Face à ce fléau, est-ce que les entreprises contrôlent plus ?
Y. Z. : Les entreprises françaises se rapprochent du modèle anglo-saxon, où la validation de CV et diplômes est quasi systématique. Je conseille de procéder à ce contrôle à la fin du processus de recrutement. Chez EveryCheck, nous faisons en sorte que le process soit le plus fluide possible. Cela demande six à sept minutes à un candidat et environ deux minutes au recruteur.

Ensuite, il faut un jour et demi en moyenne pour valider un CV. Cette validation est complexe et chronophage. Il y a tout un protocole à suivre pour échanger avec les écoles. Notre métier consiste à donner des éléments d’appréciation à une entreprise qui sera libre in fine de sa décision.

Une fois les résultats connus, quels conseils donnez-vous aux employeurs ?

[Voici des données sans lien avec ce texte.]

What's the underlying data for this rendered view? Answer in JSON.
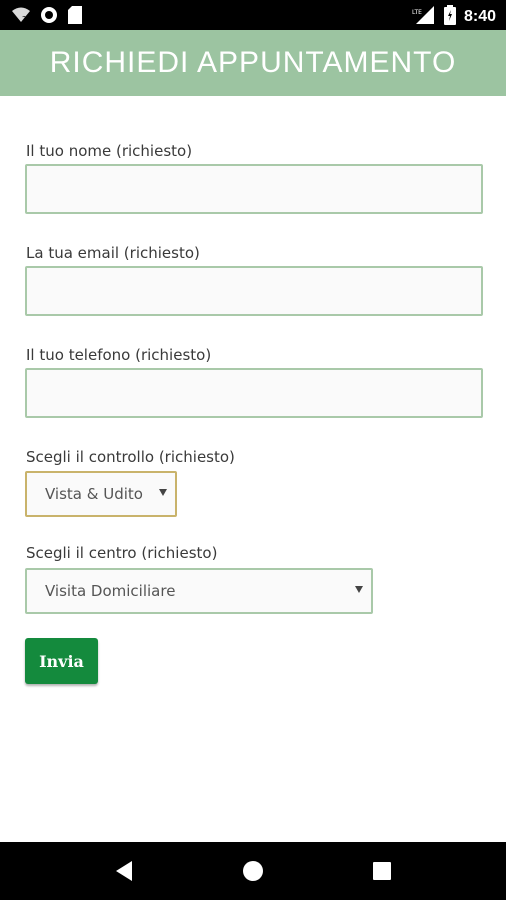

Y. Z. : S’il y a un « petit » mensonge sur le CV – une expérience professionnelle n’a duré que trois ans et non quatre –, mais que les tests techniques ont été brillamment réussis et que le feeling est passé, un employeur peut passer outre et recruter le candidat. Un entretien de restitution permettra de poser le sujet sur la table et de repartir sur de bonnes bases. Cela permet d’assainir la relation naissante et d’embaucher l’individu en toute connaissance de cause. En France, la période d’essai permet de prendre un risque calculé. Durant les premiers mois, l’employeur aura une attention particulière sur la nouvelle recrue.